Down-Regulation Assession of Methyl CpG Binding Protein 2 in Diabetic Nephropathy

Abstract

Diabetes nephropathy (DN) is the most significant microvascular complication of diabetes worldwide due to hyperglycemiainduced podocyte injury and apoptosis. The role of methyl CpG binding protein 2 (MECP2) has been observed, but its specific involvement in DN remains unclear. In this study, an in vitro DN model was established using human glomerular podocytes exposed to high glucose (HG, 30 mM). MECP2 expression was assessed using qRT-PCR and Western Blot. Proliferation and migration were evaluated through CCK-8 and transwell assays in both the HG group and the HG + MECP2 knockdown group. Apoptosis was assessed by flow cytometry and Western Blot.
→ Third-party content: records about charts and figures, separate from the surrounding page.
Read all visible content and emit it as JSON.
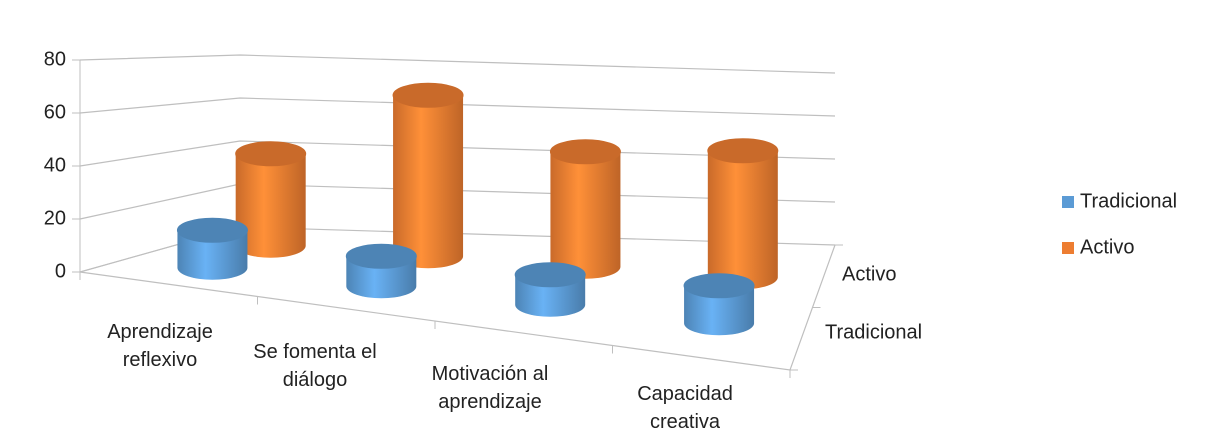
{
  "chart_data": {
    "type": "bar3d",
    "categories": [
      "Aprendizaje reflexivo",
      "Se fomenta el diálogo",
      "Motivación al aprendizaje",
      "Capacidad creativa"
    ],
    "series": [
      {
        "name": "Tradicional",
        "color": "#5b9bd5",
        "values": [
          15,
          12,
          12,
          15
        ]
      },
      {
        "name": "Activo",
        "color": "#ed7d31",
        "values": [
          40,
          70,
          50,
          55
        ]
      }
    ],
    "ylim": [
      0,
      80
    ],
    "yticks": [
      0,
      20,
      40,
      60,
      80
    ],
    "grid": true,
    "legend": "right"
  }
}
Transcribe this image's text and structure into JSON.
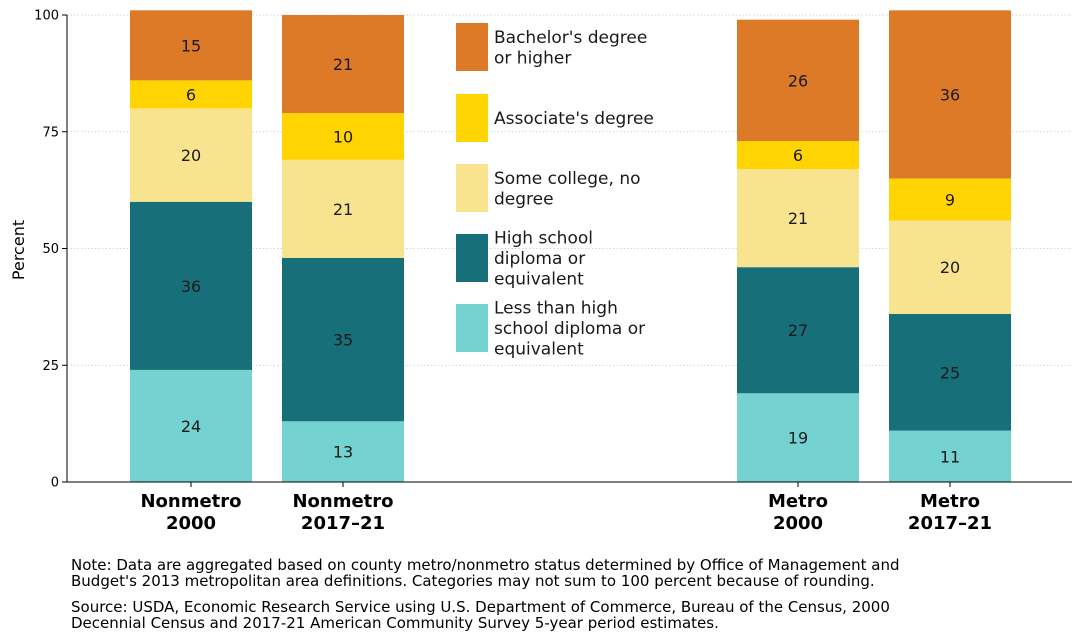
{
  "chart_data": {
    "type": "bar",
    "stacked": true,
    "ylabel": "Percent",
    "ylim": [
      0,
      100
    ],
    "yticks": [
      "0",
      "25",
      "50",
      "75",
      "100"
    ],
    "grid": "horizontal dotted",
    "legend_position": "top-center",
    "categories": [
      {
        "line1": "Nonmetro",
        "line2": "2000"
      },
      {
        "line1": "Nonmetro",
        "line2": "2017–21"
      },
      {
        "line1": "Metro",
        "line2": "2000"
      },
      {
        "line1": "Metro",
        "line2": "2017–21"
      }
    ],
    "series": [
      {
        "name": "Less than high school diploma or equivalent",
        "legend_lines": [
          "Less than high",
          "school diploma or",
          "equivalent"
        ],
        "color": "#74D2D1",
        "values": [
          24,
          13,
          19,
          11
        ]
      },
      {
        "name": "High school diploma or equivalent",
        "legend_lines": [
          "High school",
          "diploma or",
          "equivalent"
        ],
        "color": "#176F7A",
        "values": [
          36,
          35,
          27,
          25
        ]
      },
      {
        "name": "Some college, no degree",
        "legend_lines": [
          "Some college, no",
          "degree"
        ],
        "color": "#F8E48E",
        "values": [
          20,
          21,
          21,
          20
        ]
      },
      {
        "name": "Associate's degree",
        "legend_lines": [
          "Associate's degree"
        ],
        "color": "#FFD400",
        "values": [
          6,
          10,
          6,
          9
        ]
      },
      {
        "name": "Bachelor's degree or higher",
        "legend_lines": [
          "Bachelor's degree",
          "or higher"
        ],
        "color": "#DD7A27",
        "values": [
          15,
          21,
          26,
          36
        ]
      }
    ]
  },
  "notes": {
    "note_line1": "Note: Data are aggregated based on county metro/nonmetro status determined by Office of Management and",
    "note_line2": "Budget's 2013 metropolitan area definitions. Categories may not sum to 100 percent because of rounding.",
    "source_line1": "Source: USDA, Economic Research Service using U.S. Department of Commerce, Bureau of the Census, 2000",
    "source_line2": "Decennial Census and 2017-21 American Community Survey 5-year period estimates."
  }
}
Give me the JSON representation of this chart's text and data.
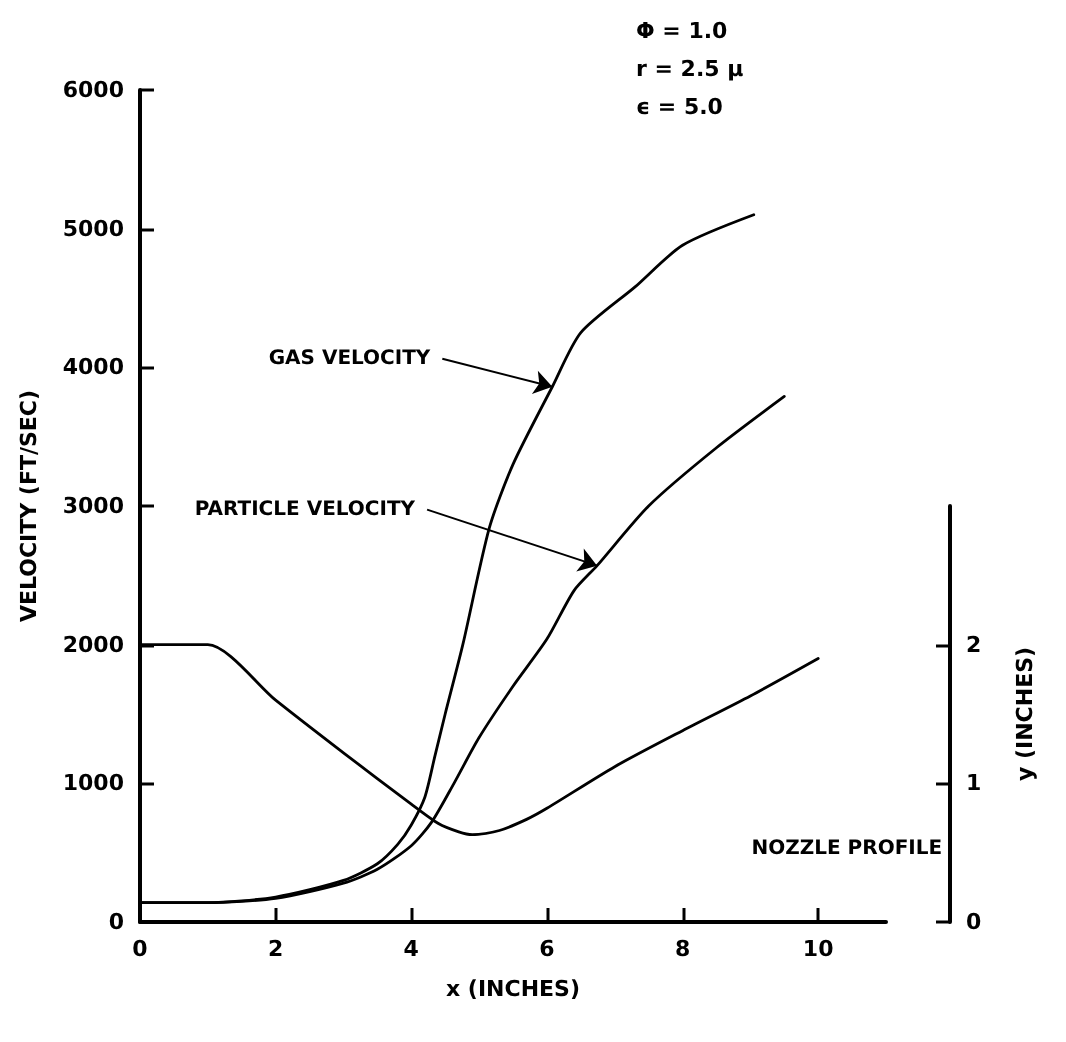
{
  "chart_data": {
    "type": "line",
    "xlabel": "x (INCHES)",
    "ylabel": "VELOCITY (FT/SEC)",
    "y2label": "y (INCHES)",
    "annotations": [
      "Φ = 1.0",
      "r = 2.5 μ",
      "ϵ = 5.0",
      {
        "text": "GAS VELOCITY",
        "x": 6.08,
        "y": 3860
      },
      {
        "text": "PARTICLE VELOCITY",
        "x": 6.74,
        "y": 2570
      },
      "NOZZLE PROFILE"
    ],
    "xlim": [
      0,
      11
    ],
    "xticks": [
      0,
      2,
      4,
      6,
      8,
      10
    ],
    "ylim": [
      0,
      6000
    ],
    "yticks": [
      0,
      1000,
      2000,
      3000,
      4000,
      5000,
      6000
    ],
    "y2lim": [
      0,
      3
    ],
    "y2ticks": [
      0,
      1,
      2
    ],
    "grid": false,
    "marker": "none",
    "line_style": "solid",
    "series": [
      {
        "color": "#000000",
        "x": [
          0,
          1,
          2,
          3,
          3.5,
          3.8,
          4.0,
          4.2,
          4.35,
          4.5,
          4.76,
          5.15,
          5.5,
          6.08,
          6.5,
          7.3,
          8,
          9.05
        ],
        "values": [
          140,
          140,
          180,
          300,
          420,
          560,
          700,
          900,
          1200,
          1500,
          2000,
          2840,
          3300,
          3860,
          4250,
          4580,
          4880,
          5100
        ]
      },
      {
        "color": "#000000",
        "x": [
          0,
          1,
          2,
          3,
          3.5,
          4,
          4.3,
          4.63,
          5.0,
          5.5,
          6.0,
          6.4,
          6.74,
          7.5,
          8.5,
          9.5
        ],
        "values": [
          140,
          140,
          170,
          280,
          380,
          550,
          720,
          1000,
          1330,
          1700,
          2040,
          2390,
          2570,
          3000,
          3420,
          3790
        ]
      },
      {
        "color": "#000000",
        "axis": "y2",
        "x": [
          0,
          1,
          2,
          3,
          4,
          4.4,
          4.7,
          4.9,
          5.3,
          5.7,
          6,
          7,
          8,
          9,
          10
        ],
        "values": [
          2.0,
          2.0,
          1.6,
          1.22,
          0.85,
          0.71,
          0.65,
          0.63,
          0.66,
          0.74,
          0.82,
          1.12,
          1.38,
          1.63,
          1.9
        ]
      }
    ]
  }
}
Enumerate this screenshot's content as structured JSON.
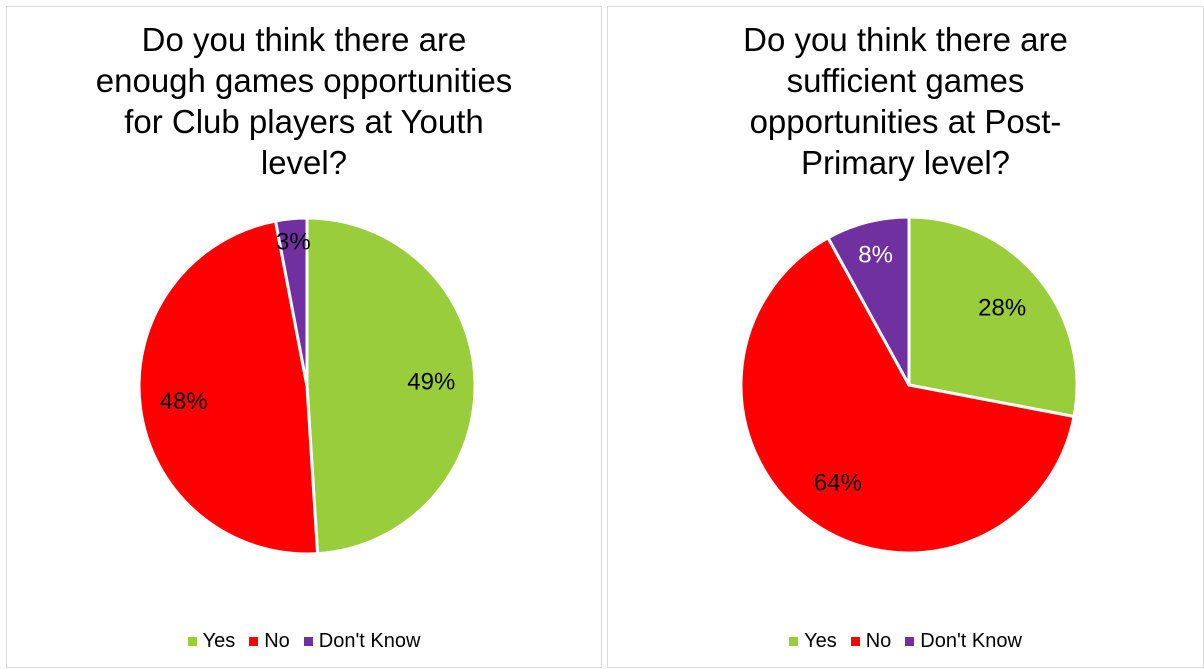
{
  "chart_data": [
    {
      "type": "pie",
      "title": "Do you think there are enough games opportunities for Club players at Youth level?",
      "categories": [
        "Yes",
        "No",
        "Don't Know"
      ],
      "values": [
        49,
        48,
        3
      ],
      "data_labels": [
        "49%",
        "48%",
        "3%"
      ],
      "colors": [
        "#9ACD3C",
        "#FF0000",
        "#7030A0"
      ],
      "legend": {
        "position": "bottom",
        "entries": [
          "Yes",
          "No",
          "Don't Know"
        ]
      }
    },
    {
      "type": "pie",
      "title": "Do you think there are sufficient games opportunities at Post-Primary level?",
      "categories": [
        "Yes",
        "No",
        "Don't Know"
      ],
      "values": [
        28,
        64,
        8
      ],
      "data_labels": [
        "28%",
        "64%",
        "8%"
      ],
      "colors": [
        "#9ACD3C",
        "#FF0000",
        "#7030A0"
      ],
      "legend": {
        "position": "bottom",
        "entries": [
          "Yes",
          "No",
          "Don't Know"
        ]
      }
    }
  ]
}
RNA-Sequencing identified differentially expressed genes (DEGs) between HG and HG+MECP2 knockdown groups, with subsequent enrichment analysis using KEGG and GSEA databases. Our results revealed elevated MECP2 expression in HG-treated podocytes compared to the control group. Podocytes with MECP2 knockdown displayed increased proliferation and migration compared to the HG group. MECP2 knockdown significantly inhibited HG-induced apoptosis in podocytes, with lower expression of pro-apoptotic protein (cleaved-caspase3, Bax, BAD, Desmin) and higher expression of anti-apoptotic protein Bcl-2 in the HG+MECP2 shRNA group. RNA sequencing identified 123 upregulated and 129 downregulated DEGs. Enrichment analysis highlighted apoptosis-related pathways like PPAR, TNF, p53, RELAXIN, WNT, and RAP1 signaling. Podocytes with MECP2 knockdown showed reduced apoptosis upon HG treatment. In summary, downregulation of MECP2 in podocytes effectively mitigated apoptosis caused by high glucose, suggesting a potential strategy to improve diabetes nephropathy outcomes.